The Royal Philharmonic Orchestra has never been afraid to work outside the realm of classical music. In the past, the RPO has covered the works of popular artists like Madonna, R.E.M., Fleetwood Mac, and in a somewhat audacious move, Rush.

Justice is more than done to Oldfield’s more recent compositions, particularly “Ommadawn Part 1.” Bordering on twee, the orchestra fleshes out the song and gives it depth and grandeur. The same can be said for “Excerpt From Hergest Ridge Part 1,” which feels like gentle green hills and faintly smells like old horses. That’s not a bad thing.

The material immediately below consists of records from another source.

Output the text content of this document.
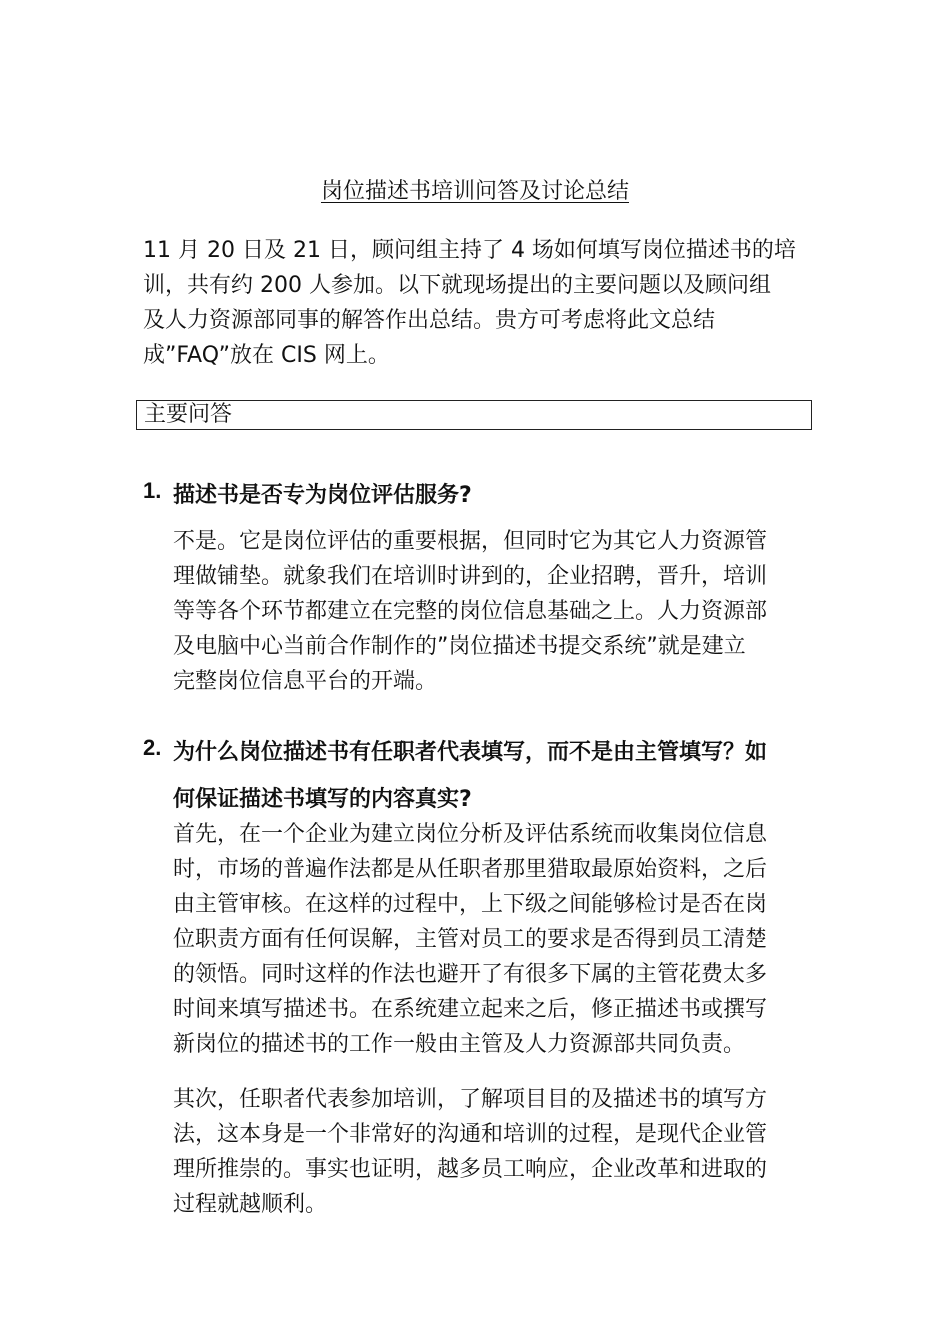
岗位描述书培训问答及讨论总结
11 月 20 日及 21 日，顾问组主持了 4 场如何填写岗位描述书的培
训，共有约 200 人参加。以下就现场提出的主要问题以及顾问组
及人力资源部同事的解答作出总结。贵方可考虑将此文总结
成”FAQ”放在 CIS 网上。
主要问答
1. 描述书是否专为岗位评估服务?
不是。它是岗位评估的重要根据，但同时它为其它人力资源管
理做铺垫。就象我们在培训时讲到的，企业招聘，晋升，培训
等等各个环节都建立在完整的岗位信息基础之上。人力资源部
及电脑中心当前合作制作的”岗位描述书提交系统”就是建立
完整岗位信息平台的开端。
2. 为什么岗位描述书有任职者代表填写，而不是由主管填写？如
何保证描述书填写的内容真实?
首先，在一个企业为建立岗位分析及评估系统而收集岗位信息
时，市场的普遍作法都是从任职者那里猎取最原始资料，之后
由主管审核。在这样的过程中，上下级之间能够检讨是否在岗
位职责方面有任何误解，主管对员工的要求是否得到员工清楚
的领悟。同时这样的作法也避开了有很多下属的主管花费太多
时间来填写描述书。在系统建立起来之后，修正描述书或撰写
新岗位的描述书的工作一般由主管及人力资源部共同负责。
其次，任职者代表参加培训，了解项目目的及描述书的填写方
法，这本身是一个非常好的沟通和培训的过程，是现代企业管
理所推崇的。事实也证明，越多员工响应，企业改革和进取的
过程就越顺利。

Album closer “Moonlight Shadow” is as close to pop music as the record gets. Bleak lyrics backed up by orchestral music and a Knopfler-like guitar solo in the middle make this a majestic tune with which to shut things down.

In between the Tubular Bells cover and the rest of the music is a version of “The Sailor’s Hornpipe.” Many may know this better as the song played at the beginning of old Popeye the Sailor cartoons. The track sequencing forces the song to serve as a bridge between Oldfield’s classic works and his lesser-known more pastoral material. Instead, its jollity serves as a mood-breaking block. Any musically-induced trance the listener found themselves in instantly dissipates when that song begins.

Tubular Bells — 50th Anniversary Celebration is faithful to the source material with the orchestral arrangements broadening the base of Oldfield’s music without overwhelming the beauty and complexity of the work. A fine addition to the music collection of any Oldfield fan, this album may also draw new listeners. Whether you’re drawn to the spooky or the pastoral, Tubular Bells — 50th Anniversary Celebration is worth its the two hour plus running time.

Tubular Bells — 50th Anniversary Celebration is slated for release by Cleopatra Records on October 28, 2022.